You wouldn't need to edit that last quotation very much to make it a good fit as a description of such modern dialects as Corporate Gobbledygook and PC Campus Babble.
Posted by dearieme at October 29, 2006 07:46 AM"The Imperative is of the same form as the rest of the verbal forms, only uttered with the necessary tone of authority."
Ahh. Kinda like, uhm, ehm... English.
Posted by Jim T at October 29, 2006 01:21 PMYes, one suspects that the good Capt. Foulkes really would have preferred all languages to be as much like English as possible, and did the best he could to cram them into the mold.
Posted by language hat at October 29, 2006 03:52 PMand did the best he could to cram them into the mold.
We're still talking about Captain Foulkes? 'Cause it sure reminds me of a certain other linguist who shall remain unnamed...
One British colonel in China said that the Chinese was such an inadequate language that the Chinese seldom talked, and since Chinese needs to supplemented with hand gesutures, the Chinese are entirely silent after dark.
And he wasn't even a trained linguist!
Posted by John Emerson at October 29, 2006 04:52 PM"I haven't figured out what all these particles -- or whatever they maybe be -- mean, so I'll just assume that their role is purely decorative. Stupid, really, of those savages, to use them."
Posted by Chris Waigl at October 29, 2006 05:56 PMI have known Chinese who stripped English of its useless particles, so this isn't a one-way street.
Posted by John Emerson at October 29, 2006 06:33 PMEh, I can’t join in in the ridicule. The man was a professional soldier, apparently and not surprisingly without any linguistic training, and yet Lameen is looking to his book as a resource most of a century later. If he hadn’t written the thing at all, there would be even less documentation of the language out there—and I don’t admit that a grammar of an unfamiliar language written by a professional soldier months of travel away from scholarly resources would be any better today.
Posted by Aidan Kehoe at October 30, 2006 03:13 AMAlways sticking up for the Brits, eh, Kehoe?
Posted by John Emerson at October 30, 2006 07:02 AMJohn, yes, that’s me! I have to admit that my flatmate has started complaining about my commencing every day with a loud chorus of Rule, Britannia!, but he had jolly well better get used to it.
Posted by Aidan Kehoe at October 30, 2006 08:07 AMI have known Chinese who stripped English of its useless particles, so this isn't a one-way street.
Such as articles, plural markers, and tense markers?
most of a century later.
That's an interesting expression.
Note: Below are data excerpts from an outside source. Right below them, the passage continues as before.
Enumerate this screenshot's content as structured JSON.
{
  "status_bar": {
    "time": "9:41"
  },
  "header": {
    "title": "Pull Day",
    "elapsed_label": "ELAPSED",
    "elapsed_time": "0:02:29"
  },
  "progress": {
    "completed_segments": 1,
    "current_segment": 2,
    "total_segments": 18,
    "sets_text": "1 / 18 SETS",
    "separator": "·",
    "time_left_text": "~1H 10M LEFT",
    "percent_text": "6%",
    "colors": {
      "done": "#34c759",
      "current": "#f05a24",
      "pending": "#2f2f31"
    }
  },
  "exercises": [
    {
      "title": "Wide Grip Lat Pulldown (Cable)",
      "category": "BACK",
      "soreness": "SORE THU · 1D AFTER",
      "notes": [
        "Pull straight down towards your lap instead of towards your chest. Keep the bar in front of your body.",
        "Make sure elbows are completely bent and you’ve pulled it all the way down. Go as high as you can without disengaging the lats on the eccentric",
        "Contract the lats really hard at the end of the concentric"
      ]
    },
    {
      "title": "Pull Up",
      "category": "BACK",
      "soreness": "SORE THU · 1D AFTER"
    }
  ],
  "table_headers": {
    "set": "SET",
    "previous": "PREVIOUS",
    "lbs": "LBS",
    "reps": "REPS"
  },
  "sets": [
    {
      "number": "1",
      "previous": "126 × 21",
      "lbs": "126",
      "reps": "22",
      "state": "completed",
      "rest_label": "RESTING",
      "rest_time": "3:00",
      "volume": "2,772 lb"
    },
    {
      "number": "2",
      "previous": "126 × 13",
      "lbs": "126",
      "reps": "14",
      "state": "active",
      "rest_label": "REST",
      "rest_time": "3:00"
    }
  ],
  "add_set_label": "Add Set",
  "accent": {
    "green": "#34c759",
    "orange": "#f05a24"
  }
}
I had no idea it existed. :-o
Posted by David Marjanović at October 30, 2006 12:27 PMDavid -- exactly. I am convinced that they just had no time for all that nonsense. One had been living in the US for 20+ years and had excellent functional English. She was a college graduate in China, too.
Posted by John Emerson at October 30, 2006 01:57 PMMaking fun of the linguistic ... shortcomings of an apparently intellectually curious cog in the vast machinery of impersonal colonialism seems to me a little like making fun of the disabled.
His biggest sin after all is not presenting his ignorance with the appropriate terminology. Had he written:
"The primary difficulty - and it is a very real one - in the colloquial is the frequent use of a large number of particles, which appear to be immaterial from a grammatical point of view. They do, however, seem to be necessary, mostly for expressive purposes or for reasons of euphony. Further research into these particles is clearly called for."
No one would bat an eye. "Euphony" I learned through grammar reading is a way for linguists to say "damned if I know" without losing face, as are calls for further research. And, let's remember, that describing an unfamiliar language in situ is just about the hardest task linguists face and most linguists aren't very good at it.
I certainly didn't set the world on fire with my attempts at figuring out Polish Sign Language (though the fact that field methods that work for spoken language are usually worse than useless when applied to signed languages gives me comfort).
*lightbulb above head*
Don't the Cushitic languages have phonemic tone that functions in grammar?
Lameen's comment would suddenly make sense that way:
I suppose it's too much to expect an Edwardian captain to be able to transcribe tones, but I couldn't read that without bursting out laughing.
After all, it doesn't make sense to transcribe tone in English, or for that matter (in this context) in Mandarin where tone is purely lexical (and where you can probably debate whether a separate imperative exists, but I digress, as usual).